For an hour and a half they sauntered through the Quarter, stopping at Preservation Hall to endure its stifling heat and crowded benches for the joy of Dixieland jazz at its purest; enjoying the comparative coolness of Jackson Square, with coffee at the French market on the river side, inspecting critically some of the bad art with which New Orleans abounded; and later, at the Court of the Two Sisters, sipping cool mint juleps under stars, subdued lights and lacy trees.

"It's been wonderful," Christine said. "Now I'm ready to go home."

Strolling toward Iberville and the parked car, a small Negro boy, with cardboard box and brushes, accosted them.

"Shoe shine, mister?"

Peter shook his head. "Too late, son."

The boy, bright eyed, stood squarely in their path, surveying Peter's feet. "Ah bet yo' twenty-five cents ah kin tell you where you got those shoes. Ah kin tell you th' city and th' state; and if ah kin - you give me twenty-five cents. But if ah cain't, ah'll give yo' twenty-five cents."

A year ago Peter had bought the shoes in Tenafly, New Jersey. He hesitated, with a feeling of taking advantage, then nodded. "Okay."

The boy's bright eyes flicked upward. "Mister, yo' got those shoes on yo' feet on the concrete sidewalk of New Orleans, in th' State o' Louisiana.

Now remember - ah said ah'd tell yo, where yo, got those shoes, not where yo' bought them.

They laughed, and Christine slipped her arm through Peter's as he paid the quarter. They were still laughing during the drive northward to Christine's apartment.

13

In the dining room of Warren Trent's private suite, Curtis O'Keefe puffed appraisingly at a cigar. He had selected it from a cherry-wood humidor proffered him by Aloysius Royce, and its richness mingled agreeably on his palate with the Louis XIII cognac which had accompanied coffee. To O'Keefe's left, at the head of the oak refectory table at which Royce had deftly served their superb five-course dinner, Warren Trent presided with patriarchal benevolence. Directly across, Dodo, in a clinging black gown, inhaled agrecobly on a Turkish cigarette which Royce had also produced and lighted.

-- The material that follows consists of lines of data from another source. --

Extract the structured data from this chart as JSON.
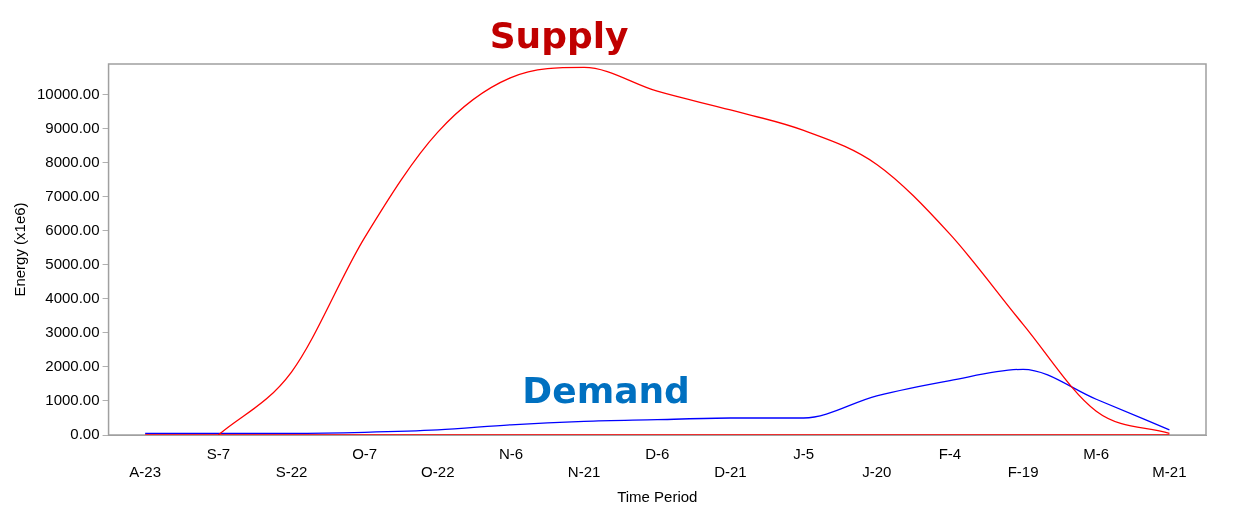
{
  "chart_data": {
    "type": "line",
    "xlabel": "Time Period",
    "ylabel": "Energy (x1e6)",
    "categories": [
      "A-23",
      "S-7",
      "S-22",
      "O-7",
      "O-22",
      "N-6",
      "N-21",
      "D-6",
      "D-21",
      "J-5",
      "J-20",
      "F-4",
      "F-19",
      "M-6",
      "M-21"
    ],
    "series": [
      {
        "name": "Supply",
        "color": "#ff0000",
        "values": [
          null,
          0,
          1850,
          5800,
          8900,
          10500,
          10800,
          10100,
          9550,
          8950,
          7950,
          5900,
          3250,
          700,
          50
        ]
      },
      {
        "name": "Demand",
        "color": "#0000ff",
        "values": [
          50,
          50,
          50,
          80,
          150,
          300,
          400,
          450,
          500,
          500,
          1150,
          1600,
          1930,
          1050,
          150
        ]
      },
      {
        "color": "#ff0000",
        "values": [
          0,
          0,
          0,
          0,
          0,
          0,
          0,
          0,
          0,
          0,
          0,
          0,
          0,
          0,
          0
        ]
      }
    ],
    "ylim": [
      0,
      10900
    ],
    "yticks": [
      {
        "value": 0,
        "label": "0.00"
      },
      {
        "value": 1000,
        "label": "1000.00"
      },
      {
        "value": 2000,
        "label": "2000.00"
      },
      {
        "value": 3000,
        "label": "3000.00"
      },
      {
        "value": 4000,
        "label": "4000.00"
      },
      {
        "value": 5000,
        "label": "5000.00"
      },
      {
        "value": 6000,
        "label": "6000.00"
      },
      {
        "value": 7000,
        "label": "7000.00"
      },
      {
        "value": 8000,
        "label": "8000.00"
      },
      {
        "value": 9000,
        "label": "9000.00"
      },
      {
        "value": 10000,
        "label": "10000.00"
      }
    ],
    "grid": false,
    "legend": false,
    "marker": "none",
    "line_style": "solid"
  }
}
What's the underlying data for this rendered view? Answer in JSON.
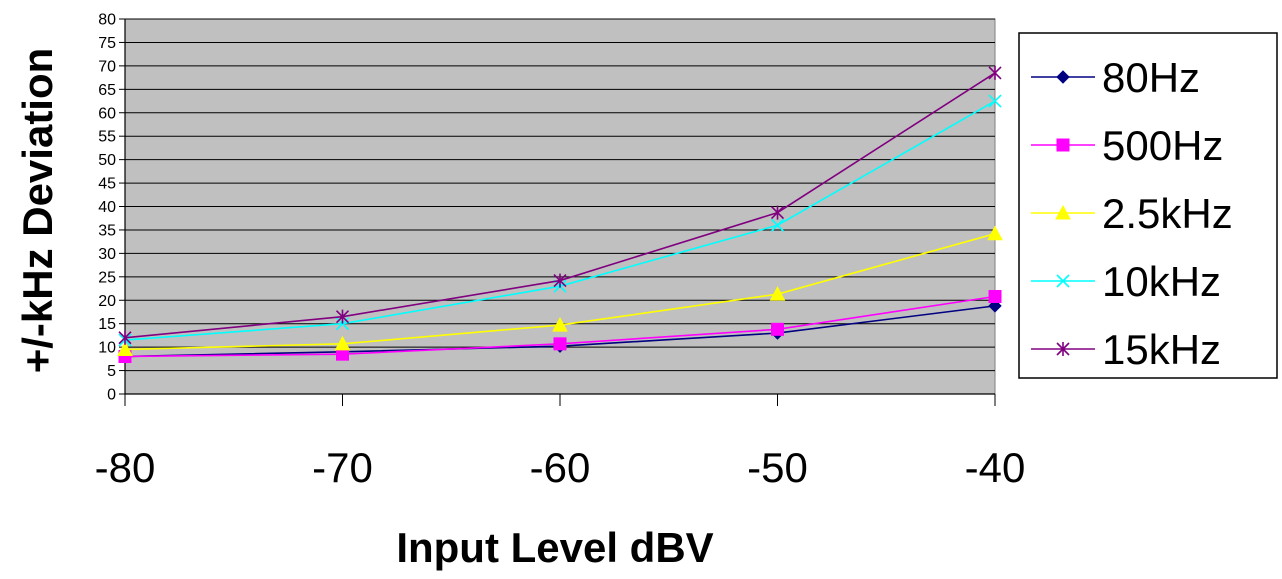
{
  "chart_data": {
    "type": "line",
    "title": "",
    "xlabel": "Input Level dBV",
    "ylabel": "+/-kHz Deviation",
    "x": [
      -80,
      -70,
      -60,
      -50,
      -40
    ],
    "xticks": [
      "-80",
      "-70",
      "-60",
      "-50",
      "-40"
    ],
    "yticks": [
      "0",
      "5",
      "10",
      "15",
      "20",
      "25",
      "30",
      "35",
      "40",
      "45",
      "50",
      "55",
      "60",
      "65",
      "70",
      "75",
      "80"
    ],
    "ylim": [
      0,
      80
    ],
    "grid": true,
    "plot_background": "#c0c0c0",
    "legend_position": "right",
    "series": [
      {
        "name": "80Hz",
        "color": "#000080",
        "marker": "diamond",
        "values": [
          8.0,
          9.0,
          10.2,
          13.0,
          18.8
        ]
      },
      {
        "name": "500Hz",
        "color": "#ff00ff",
        "marker": "square",
        "values": [
          8.0,
          8.5,
          10.7,
          13.8,
          20.8
        ]
      },
      {
        "name": "2.5kHz",
        "color": "#ffff00",
        "marker": "triangle",
        "values": [
          9.5,
          10.7,
          14.7,
          21.3,
          34.2
        ]
      },
      {
        "name": "10kHz",
        "color": "#00ffff",
        "marker": "x",
        "values": [
          11.5,
          15.0,
          23.0,
          36.0,
          62.5
        ]
      },
      {
        "name": "15kHz",
        "color": "#800080",
        "marker": "star",
        "values": [
          12.0,
          16.5,
          24.2,
          38.7,
          68.5
        ]
      }
    ]
  }
}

"Gee," Dodo said, "I feel like I ate a whole pig."

O'Keefe smiled indulgently. "A fine meal, Warren. Please compliment your chef."

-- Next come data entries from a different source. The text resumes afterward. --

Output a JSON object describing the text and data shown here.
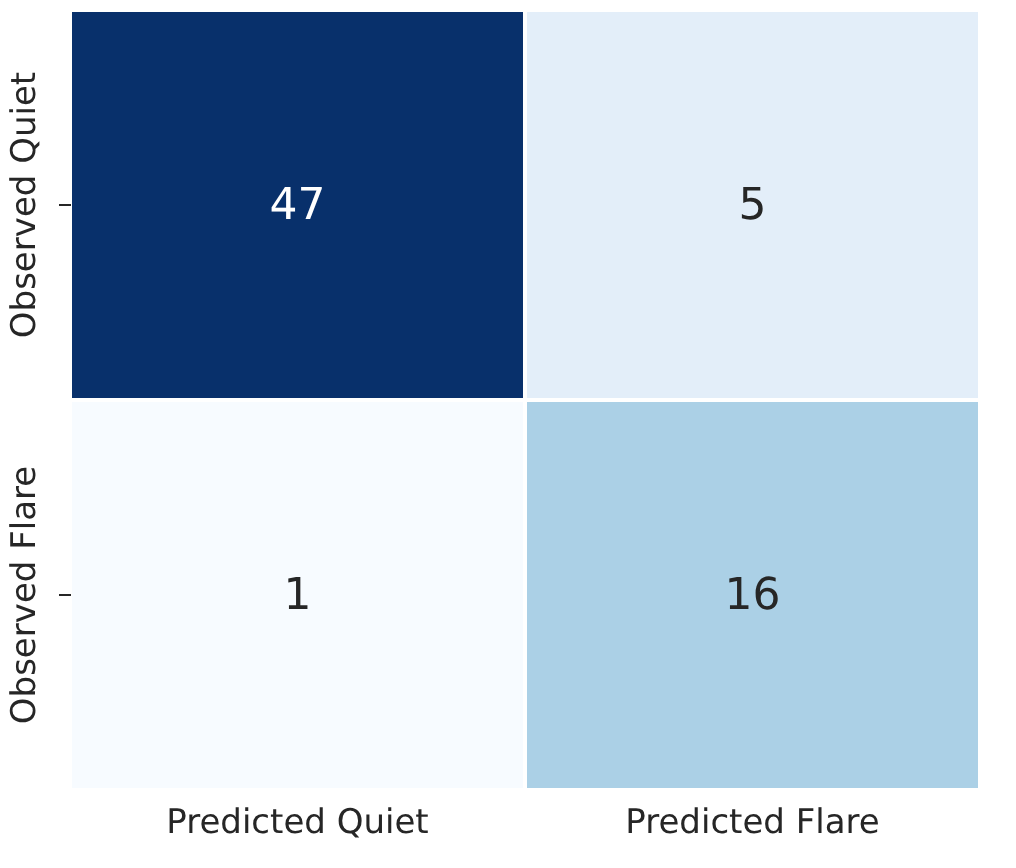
{
  "chart_data": {
    "type": "heatmap",
    "categories": [
      "Predicted Quiet",
      "Predicted Flare"
    ],
    "y_categories": [
      "Observed Quiet",
      "Observed Flare"
    ],
    "cells": [
      [
        47,
        5
      ],
      [
        1,
        16
      ]
    ],
    "colors": [
      [
        "#08306b",
        "#e3eef9"
      ],
      [
        "#f7fbff",
        "#abd0e6"
      ]
    ],
    "data_labels": true
  }
}
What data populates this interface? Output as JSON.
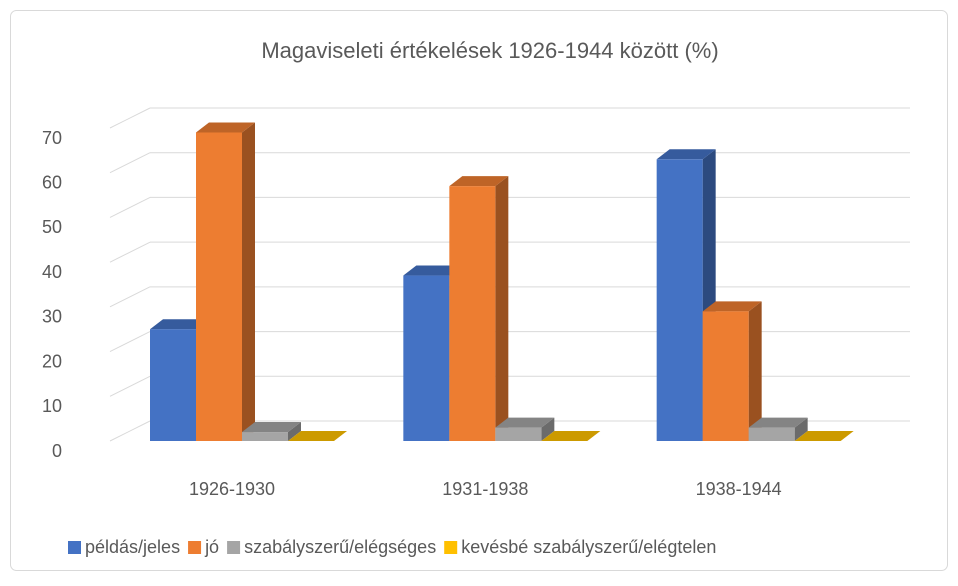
{
  "chart_data": {
    "type": "bar3d",
    "title": "Magaviseleti értékelések 1926-1944 között (%)",
    "categories": [
      "1926-1930",
      "1931-1938",
      "1938-1944"
    ],
    "series": [
      {
        "name": "példás/jeles",
        "color": "#4472c4",
        "values": [
          25,
          37,
          63
        ]
      },
      {
        "name": "jó",
        "color": "#ed7d31",
        "values": [
          69,
          57,
          29
        ]
      },
      {
        "name": "szabályszerű/elégséges",
        "color": "#a5a5a5",
        "values": [
          2,
          3,
          3
        ]
      },
      {
        "name": "kevésbé szabályszerű/elégtelen",
        "color": "#ffc000",
        "values": [
          0,
          0,
          0
        ]
      }
    ],
    "ylim": [
      0,
      70
    ],
    "yticks": [
      0,
      10,
      20,
      30,
      40,
      50,
      60,
      70
    ],
    "grid": true,
    "legend": "bottom"
  }
}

The St. Gregory's proprietor inclined his head graciously. "He'll be gratified at the source of the compliment. By the way, you may like to know that precisely the same meal was available tonight in my main dining room.

O'Keefe nodded, though unimpressed. In his opinion a large elaborate menu was as out of place in a hotel dining room as pate de foie gras in a lunch pail. Even more to the point - earlier in the evening he had glanced into the St. Gregory's main restaurant at what should have been its peak service hour, to find the cavernous expanse barely a third occupied.

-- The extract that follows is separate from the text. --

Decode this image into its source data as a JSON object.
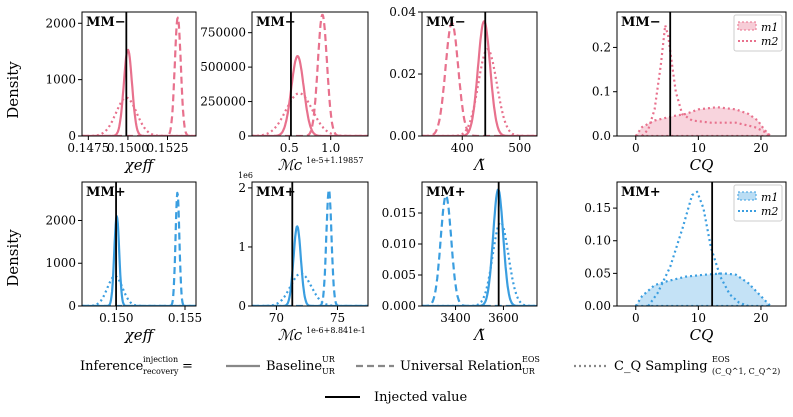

In the O'Keefe empire, dining was standard and simplified, with the choice of fare limited to a few popular pedestrian items. Behind this policy was Curtis O'Keefe's conviction - buttressed by experience - that public taste and preferences about eating were equal, and largely unimaginative. In any O'Keefe establishment, though food was precisely prepared and served with antiseptic cleanliness. There was seldom provision for gourmets, who were regarded as an unprofitable minority.

The hotel magnate observed, "There aren't many hotels nowadays offering that kind of cuisine. Most that did have had to change their ways."

"Most but not all. Why should everyone be as docile?"

"Because our entire business has changed, Warren, since you and I were young in it - whether we like the fact or not. The days of 'mine host' and personal service are over. Maybe people cared once about such things. They don't any more."